Enviada em 14/10/2019
Pelé, o rei do futebol, sempre foi reconhecido por todo o país, mas a rainha do futebol recebeu destaque há pouco tempo. A jogadora Marta, se tornou a artilheira da Seleção em 2015, ultrapassando o recorde de gols do Brasil, e só então seu nome se popularizou. Ela é a prova viva de que as mulheres têm o potencial de brilharem em todas as áreas, sejam elas acadêmicas ou desportiva. Contudo, ainda que a valorização da mulher no esporte esteja aumentando hodiernamente, ainda há obstáculos a serem ultrapassados para moldar uma sociedade mais igualitária e respeitosa.
Primeiramente, é importante notar que a exclusão histórica sofrida pelas mulheres foi decisiva para a indiferença com o esporte feminino hodierno. Nesse contexto, segundo a escritora Simone de Beauvoir, a mulher sempre foi vista como “um produto elaborado pela civilização”, os homens eram livres para decidir os seus papéis na vida e a mulher era “o outro”, submissa às vontades da sociedade patriarcal. Tal condição fez com que limitações fossem impostas em todos os aspectos da vida feminina, no comportamento, nos estudos e nos esportes, por exemplo. Logo, já que as mulheres eram excluídas, somente os homens eram valorizados na história, o que reflete na falta de informação das últimas gerações sobre as mulheres no esporte.
Além disso, devido a esse sexismo, muitos políticos foram determinantes para restringir a liberdade das mulheres na história brasileira. Prova disso é a lei que proibiu as mulheres de participarem de competições esportivas, criada por Getúlio Vargas em 1941. Tal lei mostra um profundo preconceito deliberado com as mulheres já que foi justificada segundo parâmetros “científicos”. Contudo, o problema se agrava quando, mesmo após o fim do Estado Novo, os presidentes em sequência não fizeram questão de anular a lei, que permaneceu em voga até o fim da ditadura militar. Nesse amplo espaço de tempo, o país viu a ascensão de ícones como Pelé e Garrincha, mas, infelizmente, nenhuma mulher recebeu os holofotes da era clássica do futebol.

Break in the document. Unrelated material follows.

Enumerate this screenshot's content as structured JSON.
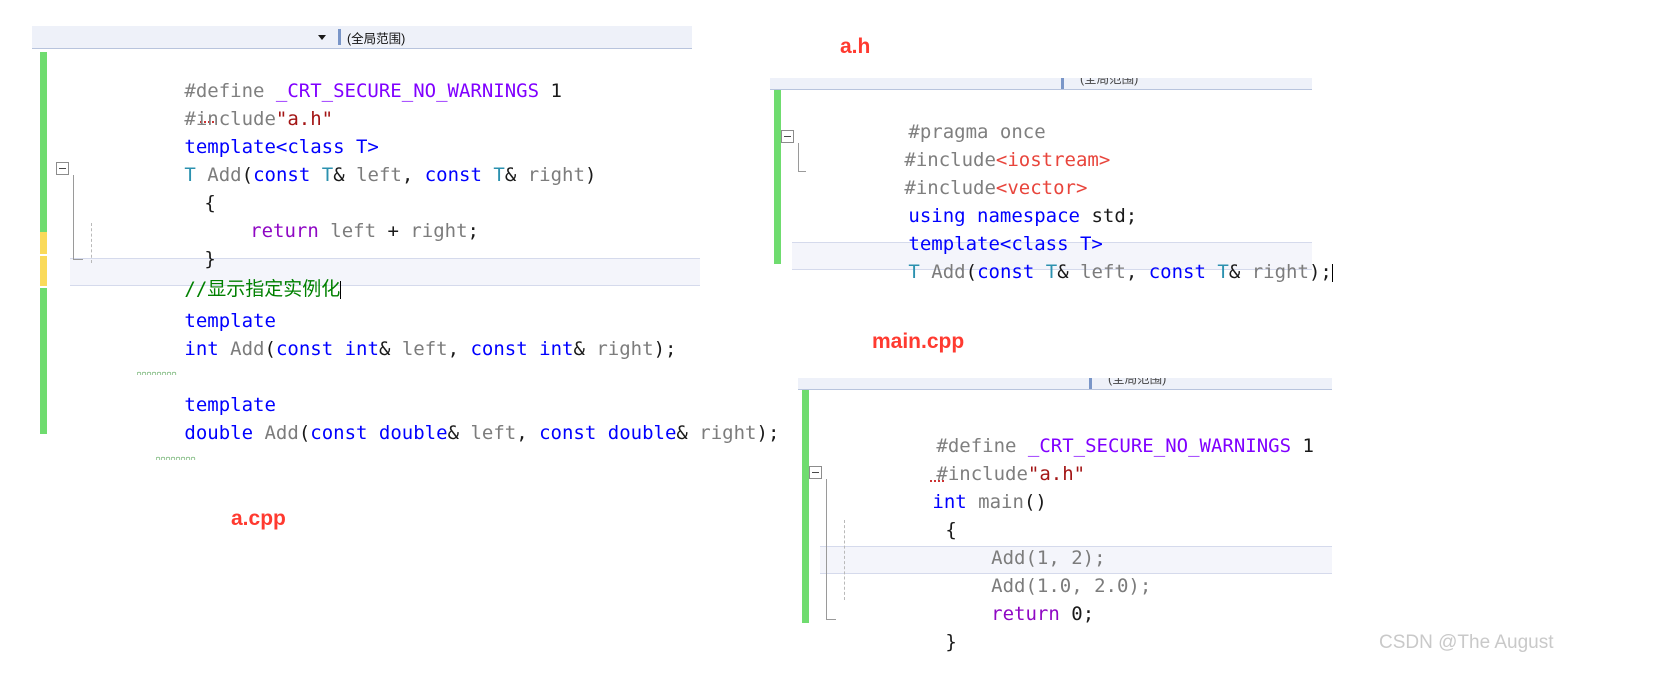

Portanto, é nítido que o sexismo da sociedade e da política brasileira foi responsável por desvalorizar a mulher no esporte por muito tempo, mas isso está começando a mudar graças ao engajamento político da nova geração atual. Dessa forma, cabe ao Ministério da Cidadania, por meio da Secretaria Especial do Esporte, difundir as atividades desportivas femininas através das redes sociais, onde a juventude poderá disseminar as informações com avidez, e garantir a transmissão de competições em que elas participam nas redes abertas de televisão, para atingir a população menos engajada com as tencnologias modernas. É dessa forma que novas estrelas do esporte nascerão e as mulheres passarão a serem reconhecidas como merecem, como as rainhas que todas são.